# Blackbelly sheep



## kelebek (Oct 5, 2007)

I thought that I would share some more pictures of my sheep and lambs since they are done for the year.

I was having so much fun watching the lambs and my mastiff, Luna this morning!

I am trying to load the short video to photobucket, but it is having trouble - may have to load it from work tomorrow.
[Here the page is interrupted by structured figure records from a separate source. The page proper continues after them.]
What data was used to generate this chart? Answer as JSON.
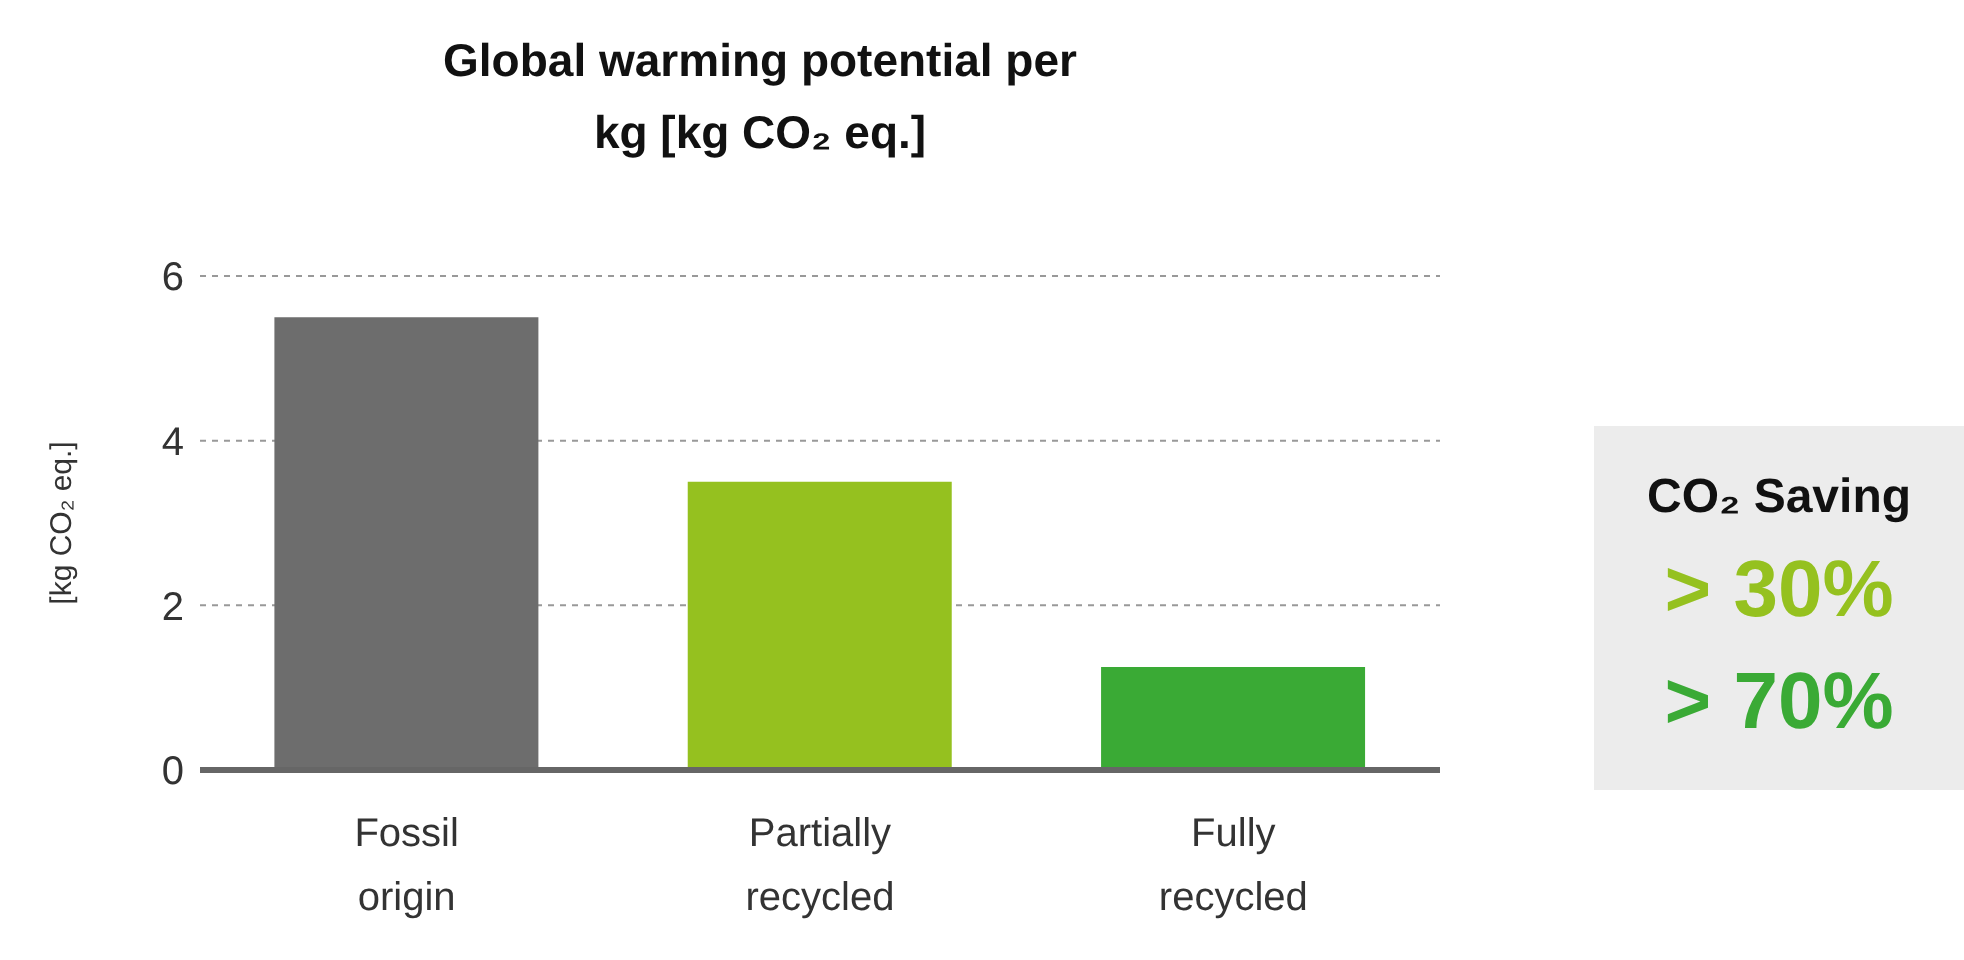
{
  "chart_data": {
    "type": "bar",
    "title": "Global warming potential per kg [kg CO₂ eq.]",
    "ylabel": "[kg CO₂ eq.]",
    "categories": [
      "Fossil origin",
      "Partially recycled",
      "Fully recycled"
    ],
    "values": [
      5.5,
      3.5,
      1.25
    ],
    "colors": [
      "#6d6d6d",
      "#95c11f",
      "#3aaa35"
    ],
    "ylim": [
      0,
      6
    ],
    "yticks": [
      0,
      2,
      4,
      6
    ],
    "grid": "y",
    "annotations": [
      "CO₂ Saving",
      "> 30%",
      "> 70%"
    ]
  }
}
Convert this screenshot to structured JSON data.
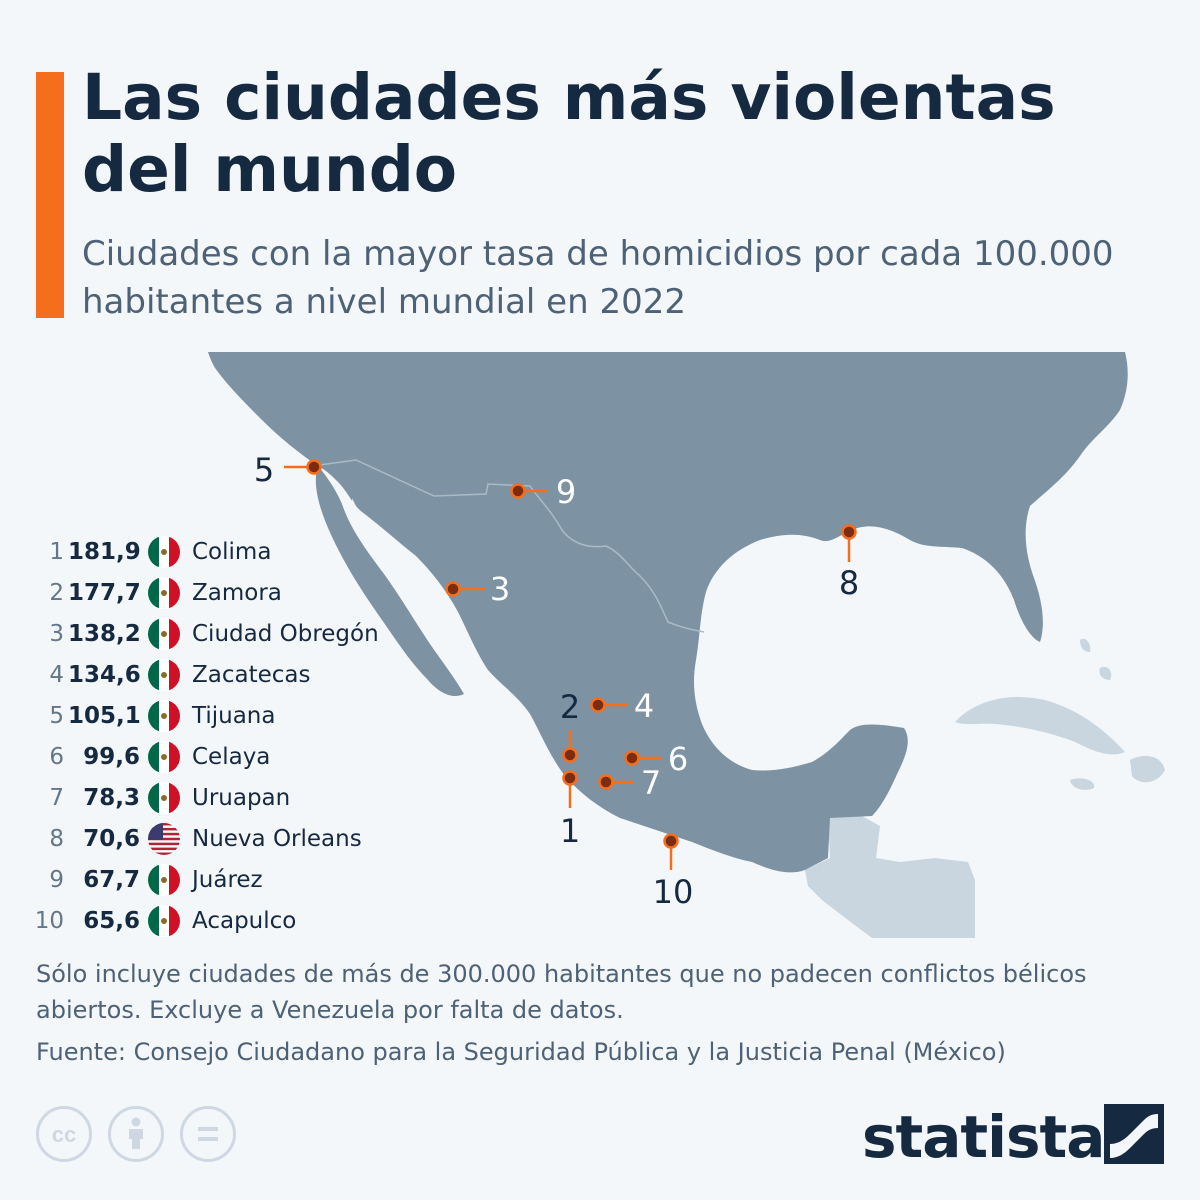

But it was funny - cause as Luna's tail would wag, the 1 month old lambs would come over and bob their head watching the tail swing - hehehe

Mom and 1 day old ewe lamb










Ram lambs



















Luna and sheep


----------



## toth boer goats (Jul 20, 2008)

so adorable ....love the dog and sheep shots......like the one that the 2 lambs... are looking at your dogs tail like ....What is that thingy...LOL :greengrin:


----------



## kelebek (Oct 5, 2007)

After I took that photo is when I switched the camera to video and took a short clip of them with Luna - it was so funny! Hopefully I can get it to load here real soon!


----------



## toth boer goats (Jul 20, 2008)

Oh I would love to see that....the pic alone is cute and funny........ :greengrin:


----------



## kelebek (Oct 5, 2007)

The lamb that is closest to Luna's tail is one of the twins that momma first rejected and was in the house for the first 12 hours of his life. Momma took him back, but his twin is a bottle baby at a friends house and I guess is just doing awesome


----------



## toth boer goats (Jul 20, 2008)

Oh heck yea.........he looks really good.....I can't believe it is him...he's doing alot of growing ...I see...... :thumbup: :dance:


----------



## AlaskaBoers (May 7, 2008)

cute! you have some tall fencing!


----------



## kelebek (Oct 5, 2007)

It is 10 foot game fencing reinforced by drilling pipe. They raised elk here before we moved here.


----------



## rebelshope (Sep 21, 2008)

Beautiful animals and property!!

Love the ones of the kids and the dog and I can't wait to see video!!


----------